Di Fabio Panfili.

Speravo non dovesse mai finire.  Ci si immerge così tanto in un sistema ormai avviato che, col passare del tempo, si finisce per viverci dentro. E non era male. Anche se non tutto è perduto, come si suol dire, perché ogni incontro a cui abbiamo partecipato, noi, la ciurma, insieme col nostro capitano, rimane a sé stante. A me non piace l’Università. Probabilmente non è questo il posto a cui appartengo. Sono da sempre un pellegrino alla ricerca della fonte della vita. E sto ancora esplorando. Fortunatamente, però, mi sono imbattuto in un’oasi atipica, sconosciuta, esplorabile da cima a fondo. Mi ci sono immerso a capofitto. Se non fosse stato per Marco, e per la persona che è, non starei nemmeno scrivendo queste righe. E’, sì, un laboratorio di giornalismo, ma soprattutto è, e rimane, qualcosa in più; tanto per rubare un’espressione riciclata migliaia di volte. La mia immagine di giornalista era abbastanza frammentata, passava dal concetto di un lavoratore, freelance o di un’agenzia, che eseguiva meramente gli “ordini” dall’alto, scrivendo pezzi il più possibile comprensibili agli altri ma al contempo sempre meno leggibili per il giornalista stesso: una persona ormai annoiata dal suo lavoro. Una persona che aveva dimenticato dei principi e dei doveri di un giornalista. Una semplice persona che eseguiva un lavoro come un altro. Principalmente avevo, ed ho, questa immagine di “giornalista” da quando, qualche anno fa, andando a spulciare nel web, scoprii che il tanto famoso Osservatorio siriano dei diritti umani, il quale commentava puntualmente le atrocità commesse dalle forze governative nei confronti della popolazione inerme, era invece redatto da una singola persona, comodamente seduta nel suo ufficio in Inghilterra, Coventry. E sembra anche che la persona in questione, Rami Abdulrahaman, non abbia dei veri e propri contatti sul campo: circa 4 anni fa il portavoce del ministero russo degli esteri lo accusava di mancanza di credibilità.

Ed è proprio la credibilità il punto focale della professione giornalistica.

Non lo scrivere articoli su di un determinato tema o fatto di cronaca estrapolando informazioni e personalizzandole a proprio piacimento. Ho imparato in questo corso che fare il giornalista è molto di più.
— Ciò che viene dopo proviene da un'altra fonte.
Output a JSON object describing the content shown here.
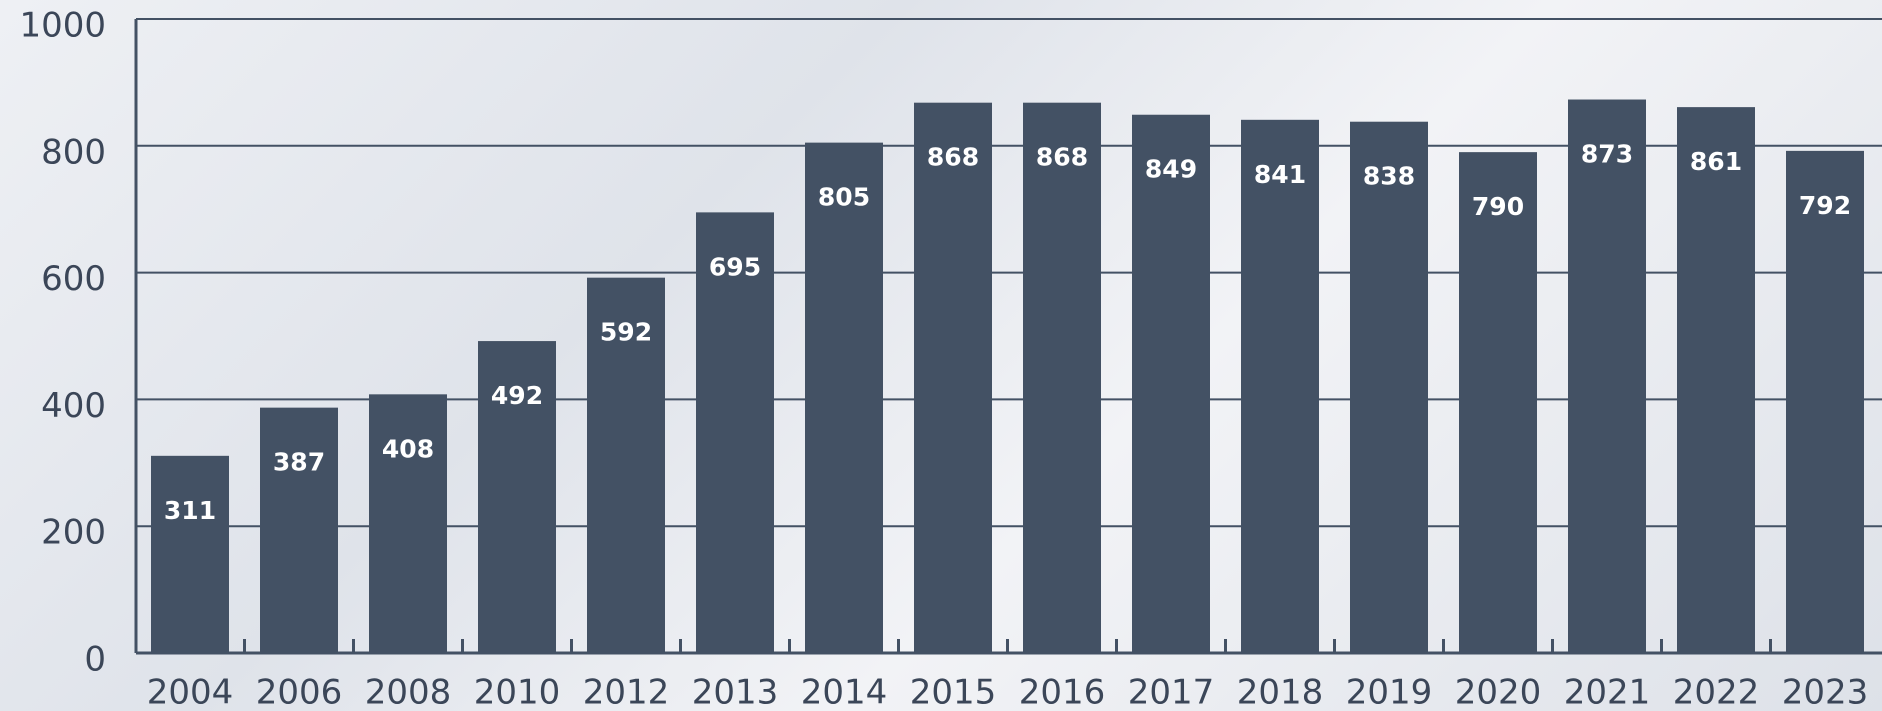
{
  "chart_data": {
    "type": "bar",
    "categories": [
      "2004",
      "2006",
      "2008",
      "2010",
      "2012",
      "2013",
      "2014",
      "2015",
      "2016",
      "2017",
      "2018",
      "2019",
      "2020",
      "2021",
      "2022",
      "2023"
    ],
    "values": [
      311,
      387,
      408,
      492,
      592,
      695,
      805,
      868,
      868,
      849,
      841,
      838,
      790,
      873,
      861,
      792
    ],
    "color": "#435164",
    "ylim": [
      0,
      1000
    ],
    "yticks": [
      0,
      200,
      400,
      600,
      800,
      1000
    ],
    "grid": true
  }
}
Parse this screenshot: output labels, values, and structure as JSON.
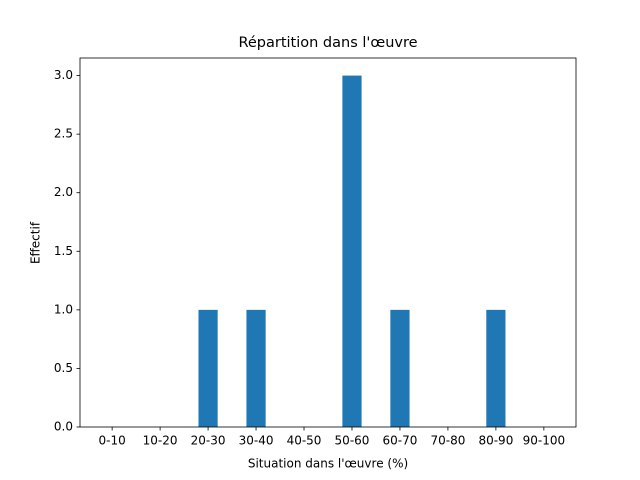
{
  "chart_data": {
    "type": "bar",
    "title": "Répartition dans l'œuvre",
    "xlabel": "Situation dans l'œuvre (%)",
    "ylabel": "Effectif",
    "categories": [
      "0-10",
      "10-20",
      "20-30",
      "30-40",
      "40-50",
      "50-60",
      "60-70",
      "70-80",
      "80-90",
      "90-100"
    ],
    "values": [
      0,
      0,
      1,
      1,
      0,
      3,
      1,
      0,
      1,
      0
    ],
    "color": "#1f77b4",
    "ylim": [
      0,
      3.15
    ],
    "yticks": [
      {
        "value": 0,
        "label": "0.0"
      },
      {
        "value": 0.5,
        "label": "0.5"
      },
      {
        "value": 1,
        "label": "1.0"
      },
      {
        "value": 1.5,
        "label": "1.5"
      },
      {
        "value": 2,
        "label": "2.0"
      },
      {
        "value": 2.5,
        "label": "2.5"
      },
      {
        "value": 3,
        "label": "3.0"
      }
    ],
    "grid": false
  }
}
E’ versare lacrime, fatica e sudore, sangue se necessario, su un pezzo di carta macchiato dalla tue parole; che possono mutare in lame affilate o flessuosi petali quando necessario. Il coraggio di scriver e pubblicare un qualsiasi articolo, giocandosi ogni volta la propria credibilità.

Scrivendo da qualche anno poesie e racconti, ritrovarsi a dover documentare fatti di esteri quanto di cronaca è una bella svolta. Non potrò mai ringraziare abbastanza Marco per tutta la sua disponibilità, il suo sincero affetto, la sua severità per un buco nell’acqua o magari per un articolo non scritto a dovere. E’ lo sprone di cui ognuno, son sicuro, dovrebbe avere. Spero solo che i miei silenzi non siano stati fraintesi.